If a "reasonable time" is five years, I don't think you will be out of debt by then, but you will have paid down a lot of it. Enough so that the monthly payments are low enough that you can stay current with those and still have money left over to help out your folks.

CanadianWolf
Posts: 10439
Joined: Wed Mar 24, 2010 4:54 pm

Re: Admitted to HLS, but what should I do?

Postby CanadianWolf » Tue Oct 23, 2012 3:13 pm

Will you qualify for financial aid from Harvard Law School ? If not, then why take out such a large amount in student loans; if yes, then problem solved.

DMXdawg
Posts: 90
Joined: Tue Jun 08, 2010 3:18 pm

Re: Admitted to HLS, but what should I do?

Postby DMXdawg » Tue Oct 23, 2012 3:36 pm

Why not go to a good but lower ranked school with a full scholarship? A top 10 school might still give you access to int'l law.

johndhi
Posts: 358
Joined: Sun Sep 27, 2009 11:25 am

Re: Admitted to HLS, but what should I do?

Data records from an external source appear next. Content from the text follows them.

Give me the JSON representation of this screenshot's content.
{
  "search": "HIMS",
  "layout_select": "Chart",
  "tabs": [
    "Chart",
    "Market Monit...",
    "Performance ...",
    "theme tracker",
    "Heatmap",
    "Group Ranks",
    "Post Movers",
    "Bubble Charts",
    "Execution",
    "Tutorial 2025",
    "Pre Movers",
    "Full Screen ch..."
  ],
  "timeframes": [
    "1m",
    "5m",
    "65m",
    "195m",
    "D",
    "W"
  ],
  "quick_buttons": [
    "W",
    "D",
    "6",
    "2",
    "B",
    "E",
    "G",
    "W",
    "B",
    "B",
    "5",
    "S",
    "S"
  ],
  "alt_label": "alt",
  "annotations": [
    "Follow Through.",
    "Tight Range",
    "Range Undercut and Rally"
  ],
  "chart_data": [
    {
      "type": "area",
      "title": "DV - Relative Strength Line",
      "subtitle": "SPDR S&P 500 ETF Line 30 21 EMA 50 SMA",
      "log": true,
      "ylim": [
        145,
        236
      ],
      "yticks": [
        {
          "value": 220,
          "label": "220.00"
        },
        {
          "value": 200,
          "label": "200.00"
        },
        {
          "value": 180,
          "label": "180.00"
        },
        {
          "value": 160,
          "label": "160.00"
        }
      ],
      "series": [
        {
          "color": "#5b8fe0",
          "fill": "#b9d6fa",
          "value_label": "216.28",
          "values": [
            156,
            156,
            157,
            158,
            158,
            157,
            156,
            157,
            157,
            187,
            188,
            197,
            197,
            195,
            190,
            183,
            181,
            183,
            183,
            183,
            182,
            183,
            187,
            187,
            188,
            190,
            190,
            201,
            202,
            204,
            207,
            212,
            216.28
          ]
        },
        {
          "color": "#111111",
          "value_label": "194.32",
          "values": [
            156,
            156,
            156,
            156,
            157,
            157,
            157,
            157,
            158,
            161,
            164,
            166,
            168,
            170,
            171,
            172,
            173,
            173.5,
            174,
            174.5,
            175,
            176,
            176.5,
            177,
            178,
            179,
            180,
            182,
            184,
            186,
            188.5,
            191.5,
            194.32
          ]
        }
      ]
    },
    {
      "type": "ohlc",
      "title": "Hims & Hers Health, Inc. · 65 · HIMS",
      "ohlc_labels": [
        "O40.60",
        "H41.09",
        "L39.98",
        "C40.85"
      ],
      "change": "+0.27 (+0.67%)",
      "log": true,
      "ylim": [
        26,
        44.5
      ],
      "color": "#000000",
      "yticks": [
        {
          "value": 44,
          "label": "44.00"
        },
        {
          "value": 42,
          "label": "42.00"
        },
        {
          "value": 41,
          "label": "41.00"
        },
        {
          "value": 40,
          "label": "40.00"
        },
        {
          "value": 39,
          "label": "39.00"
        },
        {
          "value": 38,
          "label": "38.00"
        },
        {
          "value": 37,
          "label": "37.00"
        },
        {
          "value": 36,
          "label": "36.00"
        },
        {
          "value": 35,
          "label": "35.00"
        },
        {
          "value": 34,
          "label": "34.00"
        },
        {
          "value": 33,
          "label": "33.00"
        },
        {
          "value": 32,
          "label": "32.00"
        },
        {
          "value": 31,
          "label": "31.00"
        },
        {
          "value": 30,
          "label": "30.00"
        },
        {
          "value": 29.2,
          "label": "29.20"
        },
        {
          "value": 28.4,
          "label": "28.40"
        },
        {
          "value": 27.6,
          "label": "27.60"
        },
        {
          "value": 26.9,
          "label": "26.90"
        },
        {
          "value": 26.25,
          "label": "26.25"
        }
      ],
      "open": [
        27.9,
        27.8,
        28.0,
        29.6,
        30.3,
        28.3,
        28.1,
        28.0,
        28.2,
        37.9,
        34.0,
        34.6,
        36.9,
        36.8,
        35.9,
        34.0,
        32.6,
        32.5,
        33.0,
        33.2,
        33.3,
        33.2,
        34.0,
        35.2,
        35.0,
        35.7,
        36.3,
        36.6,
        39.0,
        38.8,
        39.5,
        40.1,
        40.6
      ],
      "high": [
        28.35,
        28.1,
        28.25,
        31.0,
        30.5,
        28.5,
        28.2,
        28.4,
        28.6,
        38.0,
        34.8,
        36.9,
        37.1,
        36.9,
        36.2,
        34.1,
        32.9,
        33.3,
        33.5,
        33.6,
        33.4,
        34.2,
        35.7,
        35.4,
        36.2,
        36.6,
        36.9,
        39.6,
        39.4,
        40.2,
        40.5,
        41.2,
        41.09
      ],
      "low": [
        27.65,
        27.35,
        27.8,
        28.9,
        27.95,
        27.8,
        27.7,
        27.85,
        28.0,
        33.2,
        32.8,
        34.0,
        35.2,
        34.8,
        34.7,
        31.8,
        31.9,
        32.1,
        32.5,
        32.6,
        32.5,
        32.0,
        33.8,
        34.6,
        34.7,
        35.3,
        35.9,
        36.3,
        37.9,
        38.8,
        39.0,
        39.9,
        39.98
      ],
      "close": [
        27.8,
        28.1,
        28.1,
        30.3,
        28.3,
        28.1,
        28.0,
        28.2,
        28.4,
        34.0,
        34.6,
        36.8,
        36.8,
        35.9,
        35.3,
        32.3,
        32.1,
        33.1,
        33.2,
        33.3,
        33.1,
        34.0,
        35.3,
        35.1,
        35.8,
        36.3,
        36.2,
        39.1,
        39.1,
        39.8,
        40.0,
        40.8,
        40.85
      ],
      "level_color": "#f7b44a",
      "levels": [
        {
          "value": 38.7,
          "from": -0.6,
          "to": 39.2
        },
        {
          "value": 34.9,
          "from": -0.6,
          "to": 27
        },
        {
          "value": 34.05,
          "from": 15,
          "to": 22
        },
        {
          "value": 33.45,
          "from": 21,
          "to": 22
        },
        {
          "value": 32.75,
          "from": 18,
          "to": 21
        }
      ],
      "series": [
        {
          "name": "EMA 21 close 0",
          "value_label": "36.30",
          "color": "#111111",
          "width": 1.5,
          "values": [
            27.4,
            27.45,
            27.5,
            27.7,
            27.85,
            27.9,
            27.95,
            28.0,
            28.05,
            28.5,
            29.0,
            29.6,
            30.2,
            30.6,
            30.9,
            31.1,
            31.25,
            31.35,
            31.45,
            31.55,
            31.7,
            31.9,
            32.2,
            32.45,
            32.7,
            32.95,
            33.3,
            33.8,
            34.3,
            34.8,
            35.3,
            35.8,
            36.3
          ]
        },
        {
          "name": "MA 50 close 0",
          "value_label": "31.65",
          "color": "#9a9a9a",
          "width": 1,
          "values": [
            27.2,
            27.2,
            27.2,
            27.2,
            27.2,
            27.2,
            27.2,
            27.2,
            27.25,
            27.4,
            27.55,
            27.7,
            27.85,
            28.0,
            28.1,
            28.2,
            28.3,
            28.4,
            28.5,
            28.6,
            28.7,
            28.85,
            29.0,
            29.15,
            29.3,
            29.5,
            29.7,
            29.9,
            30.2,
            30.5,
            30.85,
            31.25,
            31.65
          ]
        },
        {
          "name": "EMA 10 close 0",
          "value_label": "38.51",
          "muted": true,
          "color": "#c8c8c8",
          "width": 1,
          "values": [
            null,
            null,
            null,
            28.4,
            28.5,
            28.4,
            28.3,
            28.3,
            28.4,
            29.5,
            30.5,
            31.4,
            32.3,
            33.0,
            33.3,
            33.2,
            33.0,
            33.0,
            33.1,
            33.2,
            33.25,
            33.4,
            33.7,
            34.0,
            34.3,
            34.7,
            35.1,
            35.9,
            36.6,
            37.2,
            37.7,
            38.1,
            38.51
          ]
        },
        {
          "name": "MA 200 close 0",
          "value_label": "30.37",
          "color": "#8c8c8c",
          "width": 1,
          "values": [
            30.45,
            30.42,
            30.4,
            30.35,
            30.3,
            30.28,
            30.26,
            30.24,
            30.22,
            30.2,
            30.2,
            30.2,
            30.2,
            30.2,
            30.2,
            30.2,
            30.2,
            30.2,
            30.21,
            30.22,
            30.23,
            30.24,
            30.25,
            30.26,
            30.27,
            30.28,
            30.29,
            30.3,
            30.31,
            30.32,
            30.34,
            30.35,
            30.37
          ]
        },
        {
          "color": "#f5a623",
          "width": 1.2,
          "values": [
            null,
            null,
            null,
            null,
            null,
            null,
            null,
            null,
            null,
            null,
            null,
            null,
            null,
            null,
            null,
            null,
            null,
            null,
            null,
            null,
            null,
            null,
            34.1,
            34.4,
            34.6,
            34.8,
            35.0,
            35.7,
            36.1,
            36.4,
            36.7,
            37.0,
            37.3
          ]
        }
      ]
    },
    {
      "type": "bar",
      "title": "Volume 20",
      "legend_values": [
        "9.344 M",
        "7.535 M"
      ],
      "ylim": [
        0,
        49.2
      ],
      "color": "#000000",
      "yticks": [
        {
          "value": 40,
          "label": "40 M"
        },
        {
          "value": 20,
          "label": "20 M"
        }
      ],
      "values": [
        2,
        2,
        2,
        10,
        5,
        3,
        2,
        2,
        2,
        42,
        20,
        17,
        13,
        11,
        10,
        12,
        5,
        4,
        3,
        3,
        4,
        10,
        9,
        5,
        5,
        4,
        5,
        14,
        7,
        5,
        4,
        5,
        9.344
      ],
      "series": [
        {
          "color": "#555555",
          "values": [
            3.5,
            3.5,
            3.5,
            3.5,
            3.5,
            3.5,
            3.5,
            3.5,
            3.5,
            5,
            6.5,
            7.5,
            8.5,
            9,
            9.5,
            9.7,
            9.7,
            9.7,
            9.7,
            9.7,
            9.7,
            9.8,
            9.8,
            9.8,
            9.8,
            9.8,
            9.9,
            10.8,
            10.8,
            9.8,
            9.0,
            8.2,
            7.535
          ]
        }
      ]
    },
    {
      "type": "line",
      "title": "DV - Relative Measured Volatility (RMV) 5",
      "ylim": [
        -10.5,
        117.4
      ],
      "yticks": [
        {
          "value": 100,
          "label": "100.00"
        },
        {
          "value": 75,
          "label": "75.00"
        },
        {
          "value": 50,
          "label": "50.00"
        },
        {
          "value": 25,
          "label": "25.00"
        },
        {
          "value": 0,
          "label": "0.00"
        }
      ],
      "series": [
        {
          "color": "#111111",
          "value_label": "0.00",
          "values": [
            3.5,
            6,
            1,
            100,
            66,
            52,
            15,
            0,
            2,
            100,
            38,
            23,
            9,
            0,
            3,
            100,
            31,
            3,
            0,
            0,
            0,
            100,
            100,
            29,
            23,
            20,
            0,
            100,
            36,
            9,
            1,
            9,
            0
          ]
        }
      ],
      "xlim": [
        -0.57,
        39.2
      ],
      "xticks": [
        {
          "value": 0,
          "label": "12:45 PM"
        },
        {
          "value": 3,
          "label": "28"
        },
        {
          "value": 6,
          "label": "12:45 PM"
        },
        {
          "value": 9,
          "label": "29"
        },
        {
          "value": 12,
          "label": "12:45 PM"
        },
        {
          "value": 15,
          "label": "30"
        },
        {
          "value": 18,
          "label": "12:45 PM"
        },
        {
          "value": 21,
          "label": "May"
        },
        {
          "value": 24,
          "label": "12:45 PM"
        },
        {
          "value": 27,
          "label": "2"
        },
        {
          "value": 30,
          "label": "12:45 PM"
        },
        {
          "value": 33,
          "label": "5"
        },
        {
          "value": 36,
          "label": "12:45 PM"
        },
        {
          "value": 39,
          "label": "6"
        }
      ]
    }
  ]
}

Postby johndhi » Fri Oct 26, 2012 12:24 pm

CanadianWolf wrote:Will you qualify for financial aid from Harvard Law School ? If not, then why take out such a large amount in student loans; if yes, then problem solved.


This. I think your thread is generally a question better addressed to HLS' financial aid people. You won't be the first person they've met in this situation. If you can get LRAP up there, you'd be golden, but I don't know how that works.